Q1 Market Dynamics
Pricing
Ongoing inflation and rising loss costs – together with surging reinsurance pricing and contraction of reinsurance capacity – served to pressure pricing upward, though a strengthening of insurer profitability and pressure to achieve growth targets served to dampen increases and drive targeted decreases. Notable exceptions included Natural Catastrophe exposed Property, as well as higher-risk sectors, US-exposed risks (on non-US placements), and risks with adverse claims experience, which experienced increases that were in some cases significant.
Capacity
Capacity remained sufficient across most products and risk types and increased in some parts of the market.

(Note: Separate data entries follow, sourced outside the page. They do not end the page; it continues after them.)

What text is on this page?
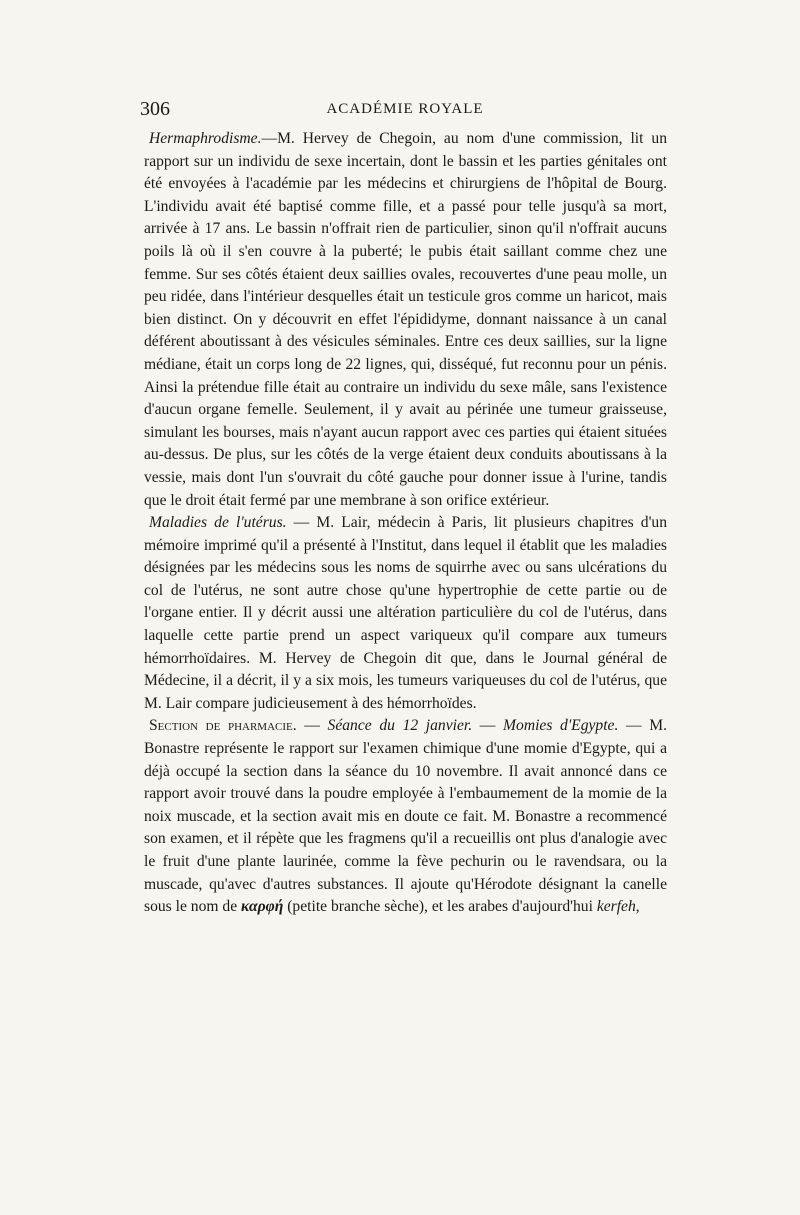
306	ACADÉMIE ROYALE

Hermaphrodisme.—M. Hervey de Chegoin, au nom d'une commission, lit un rapport sur un individu de sexe incertain, dont le bassin et les parties génitales ont été envoyées à l'académie par les médecins et chirurgiens de l'hôpital de Bourg. L'individu avait été baptisé comme fille, et a passé pour telle jusqu'à sa mort, arrivée à 17 ans. Le bassin n'offrait rien de particulier, sinon qu'il n'offrait aucuns poils là où il s'en couvre à la puberté; le pubis était saillant comme chez une femme. Sur ses côtés étaient deux saillies ovales, recouvertes d'une peau molle, un peu ridée, dans l'intérieur desquelles était un testicule gros comme un haricot, mais bien distinct. On y découvrit en effet l'épididyme, donnant naissance à un canal déférent aboutissant à des vésicules séminales. Entre ces deux saillies, sur la ligne médiane, était un corps long de 22 lignes, qui, disséqué, fut reconnu pour un pénis. Ainsi la prétendue fille était au contraire un individu du sexe mâle, sans l'existence d'aucun organe femelle. Seulement, il y avait au périnée une tumeur graisseuse, simulant les bourses, mais n'ayant aucun rapport avec ces parties qui étaient situées au-dessus. De plus, sur les côtés de la verge étaient deux conduits aboutissans à la vessie, mais dont l'un s'ouvrait du côté gauche pour donner issue à l'urine, tandis que le droit était fermé par une membrane à son orifice extérieur.

Maladies de l'utérus. — M. Lair, médecin à Paris, lit plusieurs chapitres d'un mémoire imprimé qu'il a présenté à l'Institut, dans lequel il établit que les maladies désignées par les médecins sous les noms de squirrhe avec ou sans ulcérations du col de l'utérus, ne sont autre chose qu'une hypertrophie de cette partie ou de l'organe entier. Il y décrit aussi une altération particulière du col de l'utérus, dans laquelle cette partie prend un aspect variqueux qu'il compare aux tumeurs hémorrhoïdaires. M. Hervey de Chegoin dit que, dans le Journal général de Médecine, il a décrit, il y a six mois, les tumeurs variqueuses du col de l'utérus, que M. Lair compare judicieusement à des hémorrhoïdes.

Section de pharmacie. — Séance du 12 janvier. — Momies d'Egypte. — M. Bonastre représente le rapport sur l'examen chimique d'une momie d'Egypte, qui a déjà occupé la section dans la séance du 10 novembre. Il avait annoncé dans ce rapport avoir trouvé dans la poudre employée à l'embaumement de la momie de la noix muscade, et la section avait mis en doute ce fait. M. Bonastre a recommencé son examen, et il répète que les fragmens qu'il a recueillis ont plus d'analogie avec le fruit d'une plante laurinée, comme la fève pechurin ou le ravendsara, ou la muscade, qu'avec d'autres substances. Il ajoute qu'Hérodote désignant la canelle sous le nom de καρφή (petite branche sèche), et les arabes d'aujourd'hui kerfeh,
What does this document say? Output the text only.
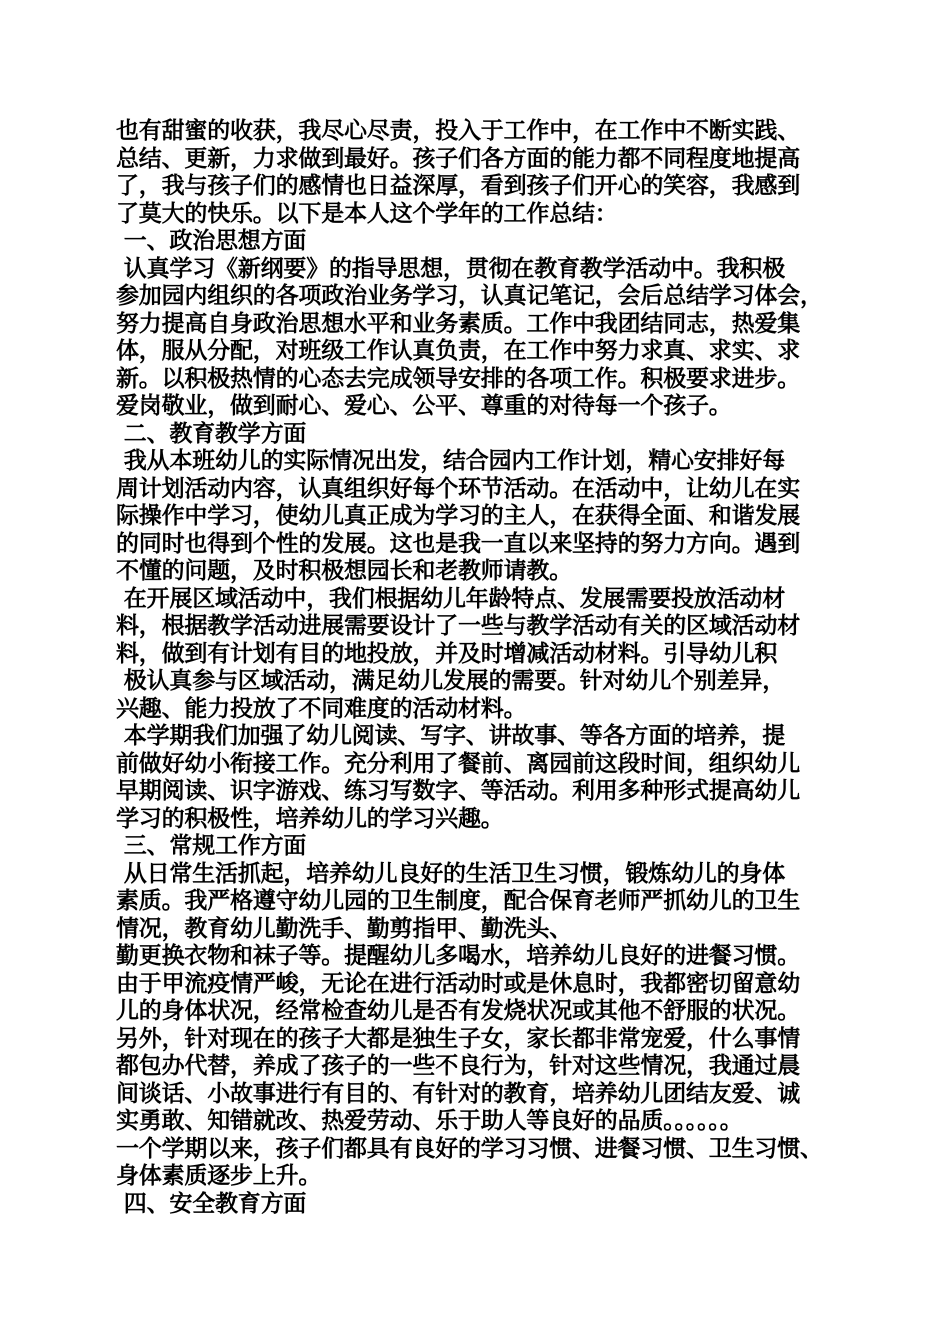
也有甜蜜的收获，我尽心尽责，投入于工作中，在工作中不断实践、
总结、更新，力求做到最好。孩子们各方面的能力都不同程度地提高
了，我与孩子们的感情也日益深厚，看到孩子们开心的笑容，我感到
了莫大的快乐。以下是本人这个学年的工作总结：
一、政治思想方面
认真学习《新纲要》的指导思想，贯彻在教育教学活动中。我积极
参加园内组织的各项政治业务学习，认真记笔记，会后总结学习体会，
努力提高自身政治思想水平和业务素质。工作中我团结同志，热爱集
体，服从分配，对班级工作认真负责，在工作中努力求真、求实、求
新。以积极热情的心态去完成领导安排的各项工作。积极要求进步。
爱岗敬业，做到耐心、爱心、公平、尊重的对待每一个孩子。
二、教育教学方面
我从本班幼儿的实际情况出发，结合园内工作计划，精心安排好每
周计划活动内容，认真组织好每个环节活动。在活动中，让幼儿在实
际操作中学习，使幼儿真正成为学习的主人，在获得全面、和谐发展
的同时也得到个性的发展。这也是我一直以来坚持的努力方向。遇到
不懂的问题，及时积极想园长和老教师请教。
在开展区域活动中，我们根据幼儿年龄特点、发展需要投放活动材
料，根据教学活动进展需要设计了一些与教学活动有关的区域活动材
料，做到有计划有目的地投放，并及时增减活动材料。引导幼儿积
极认真参与区域活动，满足幼儿发展的需要。针对幼儿个别差异，
兴趣、能力投放了不同难度的活动材料。
本学期我们加强了幼儿阅读、写字、讲故事、等各方面的培养，提
前做好幼小衔接工作。充分利用了餐前、离园前这段时间，组织幼儿
早期阅读、识字游戏、练习写数字、等活动。利用多种形式提高幼儿
学习的积极性，培养幼儿的学习兴趣。
三、常规工作方面
从日常生活抓起，培养幼儿良好的生活卫生习惯，锻炼幼儿的身体
素质。我严格遵守幼儿园的卫生制度，配合保育老师严抓幼儿的卫生
情况，教育幼儿勤洗手、勤剪指甲、勤洗头、
勤更换衣物和袜子等。提醒幼儿多喝水，培养幼儿良好的进餐习惯。
由于甲流疫情严峻，无论在进行活动时或是休息时，我都密切留意幼
儿的身体状况，经常检查幼儿是否有发烧状况或其他不舒服的状况。
另外，针对现在的孩子大都是独生子女，家长都非常宠爱，什么事情
都包办代替，养成了孩子的一些不良行为，针对这些情况，我通过晨
间谈话、小故事进行有目的、有针对的教育，培养幼儿团结友爱、诚
实勇敢、知错就改、热爱劳动、乐于助人等良好的品质。。。。。。
一个学期以来，孩子们都具有良好的学习习惯、进餐习惯、卫生习惯、
身体素质逐步上升。
四、安全教育方面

Notable exceptions – driven largely by reinsurance treaties – included Property, especially for risks with heavy Natural Catastrophe exposure, and risks with high hazard exposures.
Underwriting
Insurers remained focused on profitable growth and retention of well-performing risks and continued to expand their appetite in targeted areas. Underwriting was generally more flexible but remained disciplined and based on individual risk profile, controls and performance. The impacts of global inflation, combined with other factors, continued to drive up loss costs, and scrutiny of asset values and methodologies continued. Detailed information, even for well-managed and well-performing risks, was critical to achieving superior placement results.
Limits
Limits were pressured upward as inflation continued to increase exposures, as well as verdicts/settlements, and supply chain challenges impacted Business Interruption modelling. At the same time, changes to reinsurance treaties prompted some limit and sub-limit reductions (e.g., Natural Catastrophe sub-limits, particularly in lower attachment layers).
Deductibles
Deductibles remained generally stable despite insurer-proposed increases. Property placements – especially heavily Natural Catastrophe exposed risks – experienced mandatory increases and, in some cases, were transitioned to percentage deductibles. Increases were also required for some challenging risk types, poor performing risks, and risks deemed to have insufficient controls.
Coverages
Restrictions implemented in recent years were reconsidered in some cases, although the reinstatement of “soft market clauses” was limited. Following 1/1 treaty renewals, and as valuation concerns continued, Property terms and conditions faced ongoing pressure, especially where a clear valuation methodology was not evidenced. New Natural Catastrophe related restrictions were imposed for certain events. Insurers remained focused on limiting their Cyber exposure and continued to clarify Cyber-related coverage language. Exclusions related to the events in Eastern Europe remained.